Conversaciones de este género las había a diario en Vetusta; en el paseo, en las calles, en el Casino, hasta en la sacristía de la Catedral.

De Pas sabía todo lo que se murmuraba. Tenía varios espías, verdaderos esbirros de sotana. El más activo, perspicaz y disimulado, era el segundo organista de la Catedral, que ya había sido delator en el seminario. Entonces iba al paraíso del teatro a sorprender a los aprendices de cura aficionados a Talía o quien fuese. Era un presbítero joven, chato, favorito de la madre del Provisor doña Paula. Se apellidaba Campillo.

A don Fermín no le importaba mucho lo que dijeran, pero quería saber lo que se murmuraba y a dónde llegaban las injurias.

No pensaba en tal cosa el Magistral aquella mañana fría de octubre, mientras se soplaba los dedos meditabundo.

Una cosa era lo que debiera estar pensando y otra lo que pensaba sin poder remediarlo. Quería buscar dentro de sí fervor religioso, acendrada fe, que necesitaba para inspirarse y escribir un párrafo sonoro, rotundo, elocuente, con la fuerza de la convicción; pero la voluntad no obedecía y dejaba al pensamiento entretenerse con los recuerdos que le asediaban. La mano fina, aristocrática, trazaba rayitas paralelas en el margen de una cuartilla, después, encima, dibujaba otras rayitas, cruzando las primeras; y aquello semejaba una celosía. Detrás de la celosía se le figuró ver un manto negro y dos chispas detrás del manto, dos ojos que brillaban en la obscuridad. ¡Y si no hubiese más que los ojos!

—«¡Pero aquella voz! ¡Aquella voz transformada por la emoción religiosa, por el pudor de la castidad que se desnuda sin remordimiento, pero no sin vergüenza ante un confesonario!...».

«¿Qué mujer era aquella? ¿Había en Vetusta aquel tesoro de gracias espirituales, aquella conquista reservada para la Iglesia, y él el amo espiritual de la provincia, no lo había sabido antes?».

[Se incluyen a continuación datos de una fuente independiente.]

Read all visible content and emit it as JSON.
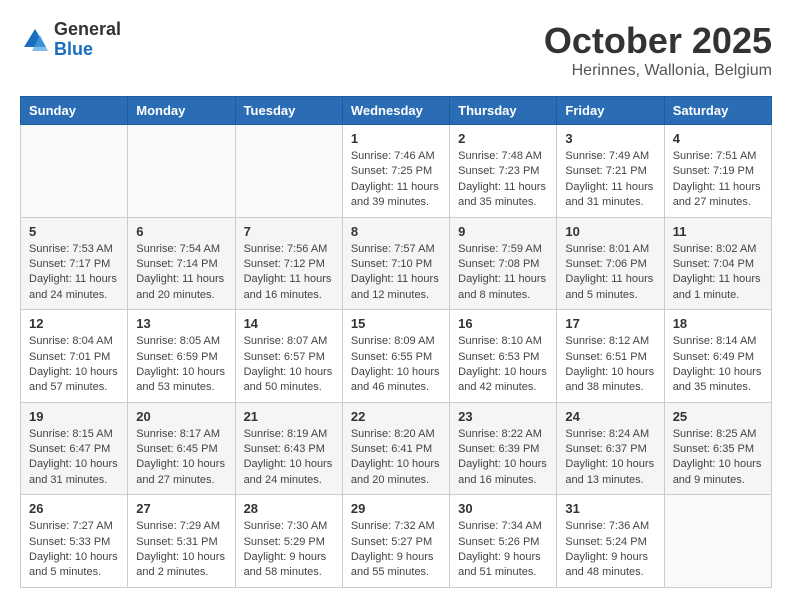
{
  "header": {
    "logo": {
      "general": "General",
      "blue": "Blue"
    },
    "title": "October 2025",
    "subtitle": "Herinnes, Wallonia, Belgium"
  },
  "calendar": {
    "weekdays": [
      "Sunday",
      "Monday",
      "Tuesday",
      "Wednesday",
      "Thursday",
      "Friday",
      "Saturday"
    ],
    "weeks": [
      [
        {
          "day": "",
          "info": ""
        },
        {
          "day": "",
          "info": ""
        },
        {
          "day": "",
          "info": ""
        },
        {
          "day": "1",
          "info": "Sunrise: 7:46 AM\nSunset: 7:25 PM\nDaylight: 11 hours\nand 39 minutes."
        },
        {
          "day": "2",
          "info": "Sunrise: 7:48 AM\nSunset: 7:23 PM\nDaylight: 11 hours\nand 35 minutes."
        },
        {
          "day": "3",
          "info": "Sunrise: 7:49 AM\nSunset: 7:21 PM\nDaylight: 11 hours\nand 31 minutes."
        },
        {
          "day": "4",
          "info": "Sunrise: 7:51 AM\nSunset: 7:19 PM\nDaylight: 11 hours\nand 27 minutes."
        }
      ],
      [
        {
          "day": "5",
          "info": "Sunrise: 7:53 AM\nSunset: 7:17 PM\nDaylight: 11 hours\nand 24 minutes."
        },
        {
          "day": "6",
          "info": "Sunrise: 7:54 AM\nSunset: 7:14 PM\nDaylight: 11 hours\nand 20 minutes."
        },
        {
          "day": "7",
          "info": "Sunrise: 7:56 AM\nSunset: 7:12 PM\nDaylight: 11 hours\nand 16 minutes."
        },
        {
          "day": "8",
          "info": "Sunrise: 7:57 AM\nSunset: 7:10 PM\nDaylight: 11 hours\nand 12 minutes."
        },
        {
          "day": "9",
          "info": "Sunrise: 7:59 AM\nSunset: 7:08 PM\nDaylight: 11 hours\nand 8 minutes."
        },
        {
          "day": "10",
          "info": "Sunrise: 8:01 AM\nSunset: 7:06 PM\nDaylight: 11 hours\nand 5 minutes."
        },
        {
          "day": "11",
          "info": "Sunrise: 8:02 AM\nSunset: 7:04 PM\nDaylight: 11 hours\nand 1 minute."
        }
      ],
      [
        {
          "day": "12",
          "info": "Sunrise: 8:04 AM\nSunset: 7:01 PM\nDaylight: 10 hours\nand 57 minutes."
        },
        {
          "day": "13",
          "info": "Sunrise: 8:05 AM\nSunset: 6:59 PM\nDaylight: 10 hours\nand 53 minutes."
        },
        {
          "day": "14",
          "info": "Sunrise: 8:07 AM\nSunset: 6:57 PM\nDaylight: 10 hours\nand 50 minutes."
        },
        {
          "day": "15",
          "info": "Sunrise: 8:09 AM\nSunset: 6:55 PM\nDaylight: 10 hours\nand 46 minutes."
        },
        {
          "day": "16",
          "info": "Sunrise: 8:10 AM\nSunset: 6:53 PM\nDaylight: 10 hours\nand 42 minutes."
        },
        {
          "day": "17",
          "info": "Sunrise: 8:12 AM\nSunset: 6:51 PM\nDaylight: 10 hours\nand 38 minutes."
        },
        {
          "day": "18",
          "info": "Sunrise: 8:14 AM\nSunset: 6:49 PM\nDaylight: 10 hours\nand 35 minutes."
        }
      ],
      [
        {
          "day": "19",
          "info": "Sunrise: 8:15 AM\nSunset: 6:47 PM\nDaylight: 10 hours\nand 31 minutes."
        },
        {
          "day": "20",
          "info": "Sunrise: 8:17 AM\nSunset: 6:45 PM\nDaylight: 10 hours\nand 27 minutes."
        },
        {
          "day": "21",
          "info": "Sunrise: 8:19 AM\nSunset: 6:43 PM\nDaylight: 10 hours\nand 24 minutes."
        },
        {
          "day": "22",
          "info": "Sunrise: 8:20 AM\nSunset: 6:41 PM\nDaylight: 10 hours\nand 20 minutes."
        },
        {
          "day": "23",
          "info": "Sunrise: 8:22 AM\nSunset: 6:39 PM\nDaylight: 10 hours\nand 16 minutes."
        },
        {
          "day": "24",
          "info": "Sunrise: 8:24 AM\nSunset: 6:37 PM\nDaylight: 10 hours\nand 13 minutes."
        },
        {
          "day": "25",
          "info": "Sunrise: 8:25 AM\nSunset: 6:35 PM\nDaylight: 10 hours\nand 9 minutes."
        }
      ],
      [
        {
          "day": "26",
          "info": "Sunrise: 7:27 AM\nSunset: 5:33 PM\nDaylight: 10 hours\nand 5 minutes."
        },
        {
          "day": "27",
          "info": "Sunrise: 7:29 AM\nSunset: 5:31 PM\nDaylight: 10 hours\nand 2 minutes."
        },
        {
          "day": "28",
          "info": "Sunrise: 7:30 AM\nSunset: 5:29 PM\nDaylight: 9 hours\nand 58 minutes."
        },
        {
          "day": "29",
          "info": "Sunrise: 7:32 AM\nSunset: 5:27 PM\nDaylight: 9 hours\nand 55 minutes."
        },
        {
          "day": "30",
          "info": "Sunrise: 7:34 AM\nSunset: 5:26 PM\nDaylight: 9 hours\nand 51 minutes."
        },
        {
          "day": "31",
          "info": "Sunrise: 7:36 AM\nSunset: 5:24 PM\nDaylight: 9 hours\nand 48 minutes."
        },
        {
          "day": "",
          "info": ""
        }
      ]
    ]
  }
}
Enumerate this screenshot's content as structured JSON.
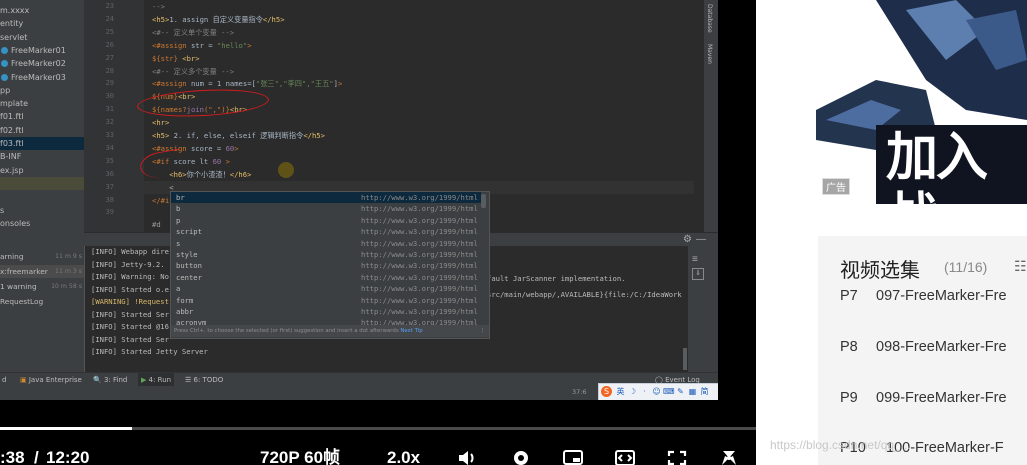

El pobre don Cayetano era hombre de algún talento para ciertas cosas, para lo formal, para las superficialidades de la vida mundana; pero ¿qué sabía él de dirigir un alma como la de aquella señora?

Don Fermín no perdonaba al Arcipreste el no haberle entregado mucho antes aquella joya que él, Ripamilán, no sabía apreciar en todo su valor. Y gracias que, por pereza, se había decidido a dejarle aquel tesoro.

Don Cayetano le había hablado con mucha seriedad de la Regenta.

—«Don Fermín—le había dicho—usted es el único que podrá entenderse con esta hija mía querida, que a mí iba a volverme loco si continuaba contándome sus aprensiones morales. Soy viejo ya para esos trotes. No la entiendo siquiera. Le pregunto si se acusa de alguna falta y dice que eso no. ¿Pues entonces? y sin embargo, dale que dale. En fin, yo no sirvo para estas cosas. A usted se la entrego. Ella, en cuanto le indiqué la conveniencia de confesar con usted aceptó, comprendiendo que yo no daba más de mí. No doy, no. Yo entiendo la religión y la moral a mi manera; una manera muy sencilla... muy sencilla.... Me parece que la piedad no es un rompe-cabezas.... En suma, Anita—ya sabe usted que ha escrito versos—es un poco romántica. Eso no quita que sea una santa; pero quiere traer a la religión el romanticismo, y yo ¡guarda, Pablo! no me encuentro con fuerzas para librarla de ese peligro. A usted le será fácil».

El Arcipreste se había acercado más al Provisor, y estirando el cuello, de puntillas, como pretendiendo, aunque en vano, hablarle al oído, había dicho después:

—«Ella ha visto visiones... pseudo-místicas... allá en Loreto... al llegar la edad... cosa de la sangre... al ser mujercita, cuando tuvo aquella fiebre y fuimos a buscarla su tía doña Anuncia y yo. Después... pasó aquello y se hizo literata.... En fin, usted verá. No es una señora como estas de por aquí. Tiene mucho tesón; parece una malva, pero otra le queda; quiero decir, que se somete a todo, pero por dentro siempre protesta. Ella misma se me ha acusado de esto, que conocía que era orgullo. Aprensiones. No es orgullo; pero resulta de estas cosas que es desgraciada, aunque nadie lo sospeche. En fin, usted verá. Don Víctor es como Dios le hizo. No entiende de estos perfiles; hace lo que yo. Y como no hemos de buscarle un amante para que desahogue con él—aquí volvió a reír don Cayetano—lo mejor será que ustedes se entiendan».

El Magistral al recordar este pasaje del discurso del Arcipreste se acordó también de que él se había puesto como una amapola.

«¡Lo mejor será que ustedes se entiendan!». En esta frase que don Cayetano había dicho sin asomos de malicia, encontraba don Fermín motivo para meditar horas y horas.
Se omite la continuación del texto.